Meller House in Pinetown, the original homestead of early pioneer Henry James Meller.
Image: Facebook
The old picture today is a very early picture of Pinetown showing Meller House, the home of Victorian settler and early Pinetown pioneer Henry James Meller. It comes from the website Durban History and Stories.
Photographer Tumi Pakkies and I were unsure whether we would be able to find the modern day equivalent as the only address we had was Meller Road, a continuation of School Road on the north side of Old Main Road. But there at number 6 was a big sign saying Meller House. However a massive wall completely shielded anything inside it.
We eventually shot the today picture from Greathead Lane (the house is on the corner) with Pakkies standing on a large pile of rubble and using my shoulders as support to try and see over the wall. I suspect Greathead lane is behind the hedge at the back of the original picture. But today it is the entrance to the property which seems to be a collection of small businesses.
To add to the confusion, Meller is sometimes spelled Mellor in historical documents, although the street is Meller, and it’s written this way on the man’s grave stone.
Meller was born in 1808, it is not sure where, and arrived in the region in the 1840s. He is remembered for his public service and as an author. He was the resident magistrate for the Durban district during the mid-19th century. He was also the commanding officer of the Durban Rifle Guard. He is particularly famous in local lore for hosting Durban's first ball in 1853 to help settle a squabble between warring social factions.
He documented early colonial life and authored Notes on Natal (originally published in 1851), which served as a critical handbook for new settlers.

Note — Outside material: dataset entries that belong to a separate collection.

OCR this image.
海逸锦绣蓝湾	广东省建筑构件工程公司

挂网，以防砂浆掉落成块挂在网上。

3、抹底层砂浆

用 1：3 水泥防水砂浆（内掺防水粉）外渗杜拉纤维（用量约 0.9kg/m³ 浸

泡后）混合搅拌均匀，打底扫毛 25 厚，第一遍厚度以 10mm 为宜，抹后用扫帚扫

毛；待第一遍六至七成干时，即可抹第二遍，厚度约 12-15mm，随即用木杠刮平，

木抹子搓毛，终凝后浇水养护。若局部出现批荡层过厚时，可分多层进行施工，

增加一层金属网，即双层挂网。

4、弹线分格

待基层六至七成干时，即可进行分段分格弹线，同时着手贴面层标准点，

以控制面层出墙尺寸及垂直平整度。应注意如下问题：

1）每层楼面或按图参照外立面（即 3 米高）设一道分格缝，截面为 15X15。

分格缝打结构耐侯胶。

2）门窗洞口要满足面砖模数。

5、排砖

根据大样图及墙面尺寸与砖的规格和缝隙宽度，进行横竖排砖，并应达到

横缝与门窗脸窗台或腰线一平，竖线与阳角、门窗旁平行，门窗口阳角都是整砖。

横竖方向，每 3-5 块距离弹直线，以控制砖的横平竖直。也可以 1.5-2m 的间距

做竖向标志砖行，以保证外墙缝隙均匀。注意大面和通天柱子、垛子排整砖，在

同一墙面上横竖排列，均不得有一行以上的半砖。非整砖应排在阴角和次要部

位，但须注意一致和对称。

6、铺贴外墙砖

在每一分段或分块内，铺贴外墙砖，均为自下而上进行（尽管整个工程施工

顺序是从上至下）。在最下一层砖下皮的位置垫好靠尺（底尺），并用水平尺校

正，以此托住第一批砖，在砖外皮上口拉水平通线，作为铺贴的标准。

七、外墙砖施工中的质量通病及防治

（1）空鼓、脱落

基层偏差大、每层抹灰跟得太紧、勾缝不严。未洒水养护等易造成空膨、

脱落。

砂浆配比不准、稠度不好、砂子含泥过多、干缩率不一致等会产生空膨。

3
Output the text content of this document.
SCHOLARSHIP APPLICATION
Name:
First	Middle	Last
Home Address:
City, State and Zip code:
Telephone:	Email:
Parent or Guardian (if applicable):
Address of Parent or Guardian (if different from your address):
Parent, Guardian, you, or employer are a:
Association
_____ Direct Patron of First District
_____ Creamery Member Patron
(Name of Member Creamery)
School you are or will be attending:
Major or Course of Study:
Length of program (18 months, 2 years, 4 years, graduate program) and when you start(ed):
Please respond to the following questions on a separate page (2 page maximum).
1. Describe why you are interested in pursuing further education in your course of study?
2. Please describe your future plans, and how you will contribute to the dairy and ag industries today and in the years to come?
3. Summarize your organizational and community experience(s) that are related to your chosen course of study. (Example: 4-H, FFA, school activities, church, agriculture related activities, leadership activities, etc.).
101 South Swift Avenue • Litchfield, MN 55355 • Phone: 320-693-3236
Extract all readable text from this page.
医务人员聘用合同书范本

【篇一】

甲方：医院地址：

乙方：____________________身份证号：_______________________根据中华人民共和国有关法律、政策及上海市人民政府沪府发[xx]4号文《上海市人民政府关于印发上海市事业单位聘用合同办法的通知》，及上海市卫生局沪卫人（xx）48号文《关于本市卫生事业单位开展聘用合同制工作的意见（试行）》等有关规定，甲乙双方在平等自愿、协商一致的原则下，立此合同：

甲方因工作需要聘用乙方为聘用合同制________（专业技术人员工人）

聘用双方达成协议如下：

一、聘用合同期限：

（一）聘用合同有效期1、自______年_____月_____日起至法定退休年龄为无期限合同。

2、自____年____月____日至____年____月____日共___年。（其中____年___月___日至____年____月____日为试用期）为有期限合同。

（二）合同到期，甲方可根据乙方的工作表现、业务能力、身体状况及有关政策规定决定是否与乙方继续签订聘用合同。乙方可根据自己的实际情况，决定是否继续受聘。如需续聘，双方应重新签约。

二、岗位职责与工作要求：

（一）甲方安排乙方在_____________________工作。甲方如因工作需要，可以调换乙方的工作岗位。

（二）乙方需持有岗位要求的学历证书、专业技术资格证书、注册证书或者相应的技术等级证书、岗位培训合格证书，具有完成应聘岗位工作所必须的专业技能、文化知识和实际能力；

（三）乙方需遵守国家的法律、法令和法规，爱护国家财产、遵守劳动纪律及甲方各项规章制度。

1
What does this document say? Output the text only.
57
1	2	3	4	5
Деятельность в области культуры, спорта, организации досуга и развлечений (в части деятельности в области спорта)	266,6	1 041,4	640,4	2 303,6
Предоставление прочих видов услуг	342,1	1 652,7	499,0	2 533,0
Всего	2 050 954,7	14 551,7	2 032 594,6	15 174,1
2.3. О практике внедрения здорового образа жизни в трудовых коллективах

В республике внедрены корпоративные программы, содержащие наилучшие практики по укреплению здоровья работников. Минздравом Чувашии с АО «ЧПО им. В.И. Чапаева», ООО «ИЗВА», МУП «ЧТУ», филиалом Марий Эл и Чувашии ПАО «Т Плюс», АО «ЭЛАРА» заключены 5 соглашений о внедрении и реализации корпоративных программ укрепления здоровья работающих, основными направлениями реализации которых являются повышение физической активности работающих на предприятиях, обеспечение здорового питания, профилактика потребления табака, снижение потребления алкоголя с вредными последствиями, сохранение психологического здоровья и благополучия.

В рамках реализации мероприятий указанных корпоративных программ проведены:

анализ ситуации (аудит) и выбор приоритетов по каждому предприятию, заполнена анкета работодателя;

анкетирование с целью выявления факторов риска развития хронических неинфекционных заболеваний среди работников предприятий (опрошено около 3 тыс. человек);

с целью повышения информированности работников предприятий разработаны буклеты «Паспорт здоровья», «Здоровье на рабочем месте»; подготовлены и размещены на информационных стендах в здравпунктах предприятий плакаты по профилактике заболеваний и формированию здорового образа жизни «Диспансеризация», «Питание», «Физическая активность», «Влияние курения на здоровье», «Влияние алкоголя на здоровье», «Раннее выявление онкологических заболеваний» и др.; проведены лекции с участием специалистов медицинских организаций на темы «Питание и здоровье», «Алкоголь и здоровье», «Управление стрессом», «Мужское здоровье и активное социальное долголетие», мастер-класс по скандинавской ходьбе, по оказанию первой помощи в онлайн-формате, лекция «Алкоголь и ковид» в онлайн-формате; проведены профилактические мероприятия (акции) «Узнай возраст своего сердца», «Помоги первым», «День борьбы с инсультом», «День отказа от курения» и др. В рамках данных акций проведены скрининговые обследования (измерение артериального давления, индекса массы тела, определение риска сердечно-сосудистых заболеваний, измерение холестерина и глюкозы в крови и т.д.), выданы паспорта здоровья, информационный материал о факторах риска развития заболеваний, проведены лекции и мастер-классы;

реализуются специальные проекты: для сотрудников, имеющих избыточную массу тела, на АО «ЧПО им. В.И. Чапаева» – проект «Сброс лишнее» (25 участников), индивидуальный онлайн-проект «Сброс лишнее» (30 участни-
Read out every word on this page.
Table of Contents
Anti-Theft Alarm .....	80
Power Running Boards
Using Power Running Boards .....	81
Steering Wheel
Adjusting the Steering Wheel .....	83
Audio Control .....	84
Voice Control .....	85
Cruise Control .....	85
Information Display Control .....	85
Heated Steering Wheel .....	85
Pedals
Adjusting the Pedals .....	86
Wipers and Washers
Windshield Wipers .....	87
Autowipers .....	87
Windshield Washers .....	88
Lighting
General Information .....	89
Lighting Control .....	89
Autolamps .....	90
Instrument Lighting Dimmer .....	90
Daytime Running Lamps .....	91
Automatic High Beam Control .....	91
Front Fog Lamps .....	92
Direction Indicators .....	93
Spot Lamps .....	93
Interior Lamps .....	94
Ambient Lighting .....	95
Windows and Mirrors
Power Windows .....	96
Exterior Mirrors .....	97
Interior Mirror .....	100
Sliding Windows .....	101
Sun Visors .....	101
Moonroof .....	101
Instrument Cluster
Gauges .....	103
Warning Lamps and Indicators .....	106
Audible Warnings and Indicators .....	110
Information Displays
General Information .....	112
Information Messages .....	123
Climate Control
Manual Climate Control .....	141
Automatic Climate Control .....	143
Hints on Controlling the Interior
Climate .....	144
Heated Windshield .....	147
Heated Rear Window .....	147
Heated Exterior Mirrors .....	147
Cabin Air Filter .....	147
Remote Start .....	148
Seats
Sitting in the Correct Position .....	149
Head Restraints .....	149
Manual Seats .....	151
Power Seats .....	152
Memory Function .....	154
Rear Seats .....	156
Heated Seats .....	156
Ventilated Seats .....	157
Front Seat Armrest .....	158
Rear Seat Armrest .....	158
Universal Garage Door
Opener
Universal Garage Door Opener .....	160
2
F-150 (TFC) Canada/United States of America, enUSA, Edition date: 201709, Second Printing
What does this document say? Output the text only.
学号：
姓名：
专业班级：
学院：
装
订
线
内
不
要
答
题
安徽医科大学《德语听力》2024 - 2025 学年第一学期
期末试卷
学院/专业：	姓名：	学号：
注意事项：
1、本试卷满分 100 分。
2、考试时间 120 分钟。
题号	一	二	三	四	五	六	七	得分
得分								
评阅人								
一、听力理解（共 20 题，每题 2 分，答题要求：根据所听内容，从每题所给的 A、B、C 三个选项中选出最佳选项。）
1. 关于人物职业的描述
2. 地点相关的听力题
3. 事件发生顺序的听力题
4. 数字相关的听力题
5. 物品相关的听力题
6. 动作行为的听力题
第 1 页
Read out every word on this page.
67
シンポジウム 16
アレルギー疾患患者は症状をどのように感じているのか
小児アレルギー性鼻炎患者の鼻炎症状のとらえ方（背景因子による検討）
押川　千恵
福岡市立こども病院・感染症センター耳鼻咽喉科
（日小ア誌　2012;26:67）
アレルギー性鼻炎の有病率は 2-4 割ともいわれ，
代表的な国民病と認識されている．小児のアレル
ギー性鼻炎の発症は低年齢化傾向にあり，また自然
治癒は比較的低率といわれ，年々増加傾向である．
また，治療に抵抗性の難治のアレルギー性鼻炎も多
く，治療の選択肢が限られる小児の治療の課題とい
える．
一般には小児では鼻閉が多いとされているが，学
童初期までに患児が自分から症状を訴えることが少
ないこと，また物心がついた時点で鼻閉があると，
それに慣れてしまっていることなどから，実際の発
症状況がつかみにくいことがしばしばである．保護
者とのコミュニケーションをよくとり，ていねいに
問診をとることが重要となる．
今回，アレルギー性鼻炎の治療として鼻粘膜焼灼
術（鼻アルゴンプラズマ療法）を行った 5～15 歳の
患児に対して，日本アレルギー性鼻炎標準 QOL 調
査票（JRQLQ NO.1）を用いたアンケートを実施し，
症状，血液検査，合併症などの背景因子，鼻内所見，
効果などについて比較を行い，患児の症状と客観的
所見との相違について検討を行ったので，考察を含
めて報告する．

Meller House today, taken from Greatheaad Lane.
Image: Tumi Pakkies
He is also the author of the literary oddity Nicotiana; Or, The Smoker's and Snuff-Taker's Companion published in London by Effingham Wilson in 1832. In the rather flamboyant Nicotiana, he set out to gather the history of tobacco, its cultivation, supposed medical qualities, and the laws surrounding its importation and manufacture.
But it was as an early Pinetown settler that he is best remembered, living in the house until his death in 1881. He was buried in the historic St Andrew's Church Cemetery (today the Kings Road Cemetery) in Pinetown. His wife Emily 1843-1922 is buried alongside him.
The graveyard also tells the sad story of presumably two of his children Eleanor Dorothea Meller 1876-1880 and Hilda Maud Meller 1880-1880. Another May Martha Meller was born 1867 and died 1938.